Auteur de par­ti­tions dans le plus pur style du Broad­way tra­di­tion­nel (Wild­cat, Lit­tle Me), Cy Cole­man avait déjà inté­gré des rythmes jazz avec suc­cès dans Sweet Char­i­ty, cer­tains des titres de ce spec­ta­cle, tel « Big Spender », étant devenus des stan­dards. Pour City of Angels, il fait la somme de toutes ces expéri­ences pour aboutir à une par­ti­tion dans le style des années 30–40 tout en appor­tant une touche mélodique dra­ma­tique plus pro­pre aux années qua­tre-vingt (la chan­son « Fun­ny » en est un par­fait exem­ple). Le style jazz est ici large­ment soutenu par les orches­tra­tions swingantes de Bil­ly Byers et les arrange­ments vocaux de Yaron Ger­shovsky et Cole­man lui-même.
Créée à Broad­way en 1989, City of Angels était la pre­mière comédie musi­cale de Michael Blake­more (qui allait par la suite sign­er la superbe mise en scène du revival de Kiss Me Kate avec Marin Mazz­ie et Bri­an Stokes Mitchell). Le spec­ta­cle a obtenu plusieurs Tony Awards en 1990 dont celui du meilleur spec­ta­cle musi­cal et du meilleur sec­ond rôle féminin pour Randy Graff (créa­trice du rôle de Fan­tine dans Les Mis­érables à Broad­way) qui incar­nait Oolie/Donna. A la créa­tion, le rôle de Stine était tenu par Gregg Edel­man qui sor­tait juste du revival de Cabaret mis en scène par Harold Prince et celui de Stone par James Naughton, futur Bil­ly Fly­nn du revival de Chica­go avec Ann Reink­ing. L’ex­cel­lente Rachel York (Vic­tor Vic­to­ria, Kiss Me Kate) appa­rais­sait dans le rôle de Mal­lo­ry Kingsley.

Ver­sions de référence
City of Angels — Orig­i­nal Broad­way Cast
Avec James Naughton, Gregg Edel­man, Randy Graff, Dee Hot­ty, Rachel York.

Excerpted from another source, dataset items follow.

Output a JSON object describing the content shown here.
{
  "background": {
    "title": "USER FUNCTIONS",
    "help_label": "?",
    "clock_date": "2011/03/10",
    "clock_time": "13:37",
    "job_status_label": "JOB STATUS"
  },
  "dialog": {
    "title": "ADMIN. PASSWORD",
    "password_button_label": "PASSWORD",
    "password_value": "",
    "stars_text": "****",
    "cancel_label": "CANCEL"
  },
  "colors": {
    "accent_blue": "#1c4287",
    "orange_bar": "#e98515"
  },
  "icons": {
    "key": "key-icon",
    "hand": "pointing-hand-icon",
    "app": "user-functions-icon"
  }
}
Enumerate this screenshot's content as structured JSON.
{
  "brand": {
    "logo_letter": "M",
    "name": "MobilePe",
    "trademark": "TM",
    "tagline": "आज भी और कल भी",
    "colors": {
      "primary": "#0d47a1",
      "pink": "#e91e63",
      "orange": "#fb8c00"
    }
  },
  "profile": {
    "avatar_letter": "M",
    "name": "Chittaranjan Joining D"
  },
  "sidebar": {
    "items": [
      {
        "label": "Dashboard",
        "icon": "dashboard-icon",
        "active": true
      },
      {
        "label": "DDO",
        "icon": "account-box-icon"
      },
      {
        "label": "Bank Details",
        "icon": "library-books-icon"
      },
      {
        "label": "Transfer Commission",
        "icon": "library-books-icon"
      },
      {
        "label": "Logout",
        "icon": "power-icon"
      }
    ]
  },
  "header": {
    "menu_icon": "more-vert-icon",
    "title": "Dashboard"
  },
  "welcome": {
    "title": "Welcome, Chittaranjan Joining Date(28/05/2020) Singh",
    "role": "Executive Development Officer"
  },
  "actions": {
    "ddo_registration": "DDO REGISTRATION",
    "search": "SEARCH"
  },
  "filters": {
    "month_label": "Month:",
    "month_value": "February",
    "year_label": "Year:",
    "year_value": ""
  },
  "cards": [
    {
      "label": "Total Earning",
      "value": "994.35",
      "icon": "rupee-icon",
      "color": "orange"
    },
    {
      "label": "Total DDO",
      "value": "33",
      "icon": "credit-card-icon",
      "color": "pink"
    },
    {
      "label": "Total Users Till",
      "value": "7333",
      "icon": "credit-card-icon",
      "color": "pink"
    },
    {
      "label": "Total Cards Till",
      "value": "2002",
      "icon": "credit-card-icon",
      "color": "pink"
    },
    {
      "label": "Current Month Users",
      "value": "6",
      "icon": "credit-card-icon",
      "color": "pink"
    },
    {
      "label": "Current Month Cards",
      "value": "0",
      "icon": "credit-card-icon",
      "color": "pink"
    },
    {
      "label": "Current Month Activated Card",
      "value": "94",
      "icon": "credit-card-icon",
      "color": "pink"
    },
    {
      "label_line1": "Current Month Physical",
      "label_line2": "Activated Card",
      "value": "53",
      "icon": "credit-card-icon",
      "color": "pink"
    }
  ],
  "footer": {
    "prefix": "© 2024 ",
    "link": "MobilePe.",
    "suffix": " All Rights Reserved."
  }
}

City of Angels — Orig­i­nal Lon­don Cast
Avec Roger Allam, Mar­tin Smith, Haydn Gwynne, Susan­nah Fel­lows, Sarah Jane, Hassell.

Béné­fi­ciant tous deux d’une dis­tri­b­u­tion mag­nifique, ces enreg­istrements méri­tent très large­ment le détour. La ver­sion anglaise, inté­grant quelques lignes de dia­logue pen­dant les chan­sons, favorise d’a­van­tage l’aspect dra­ma­tique du spec­ta­cle tan­dis que la ver­sion améri­caine joue à fond la carte du big band jazz.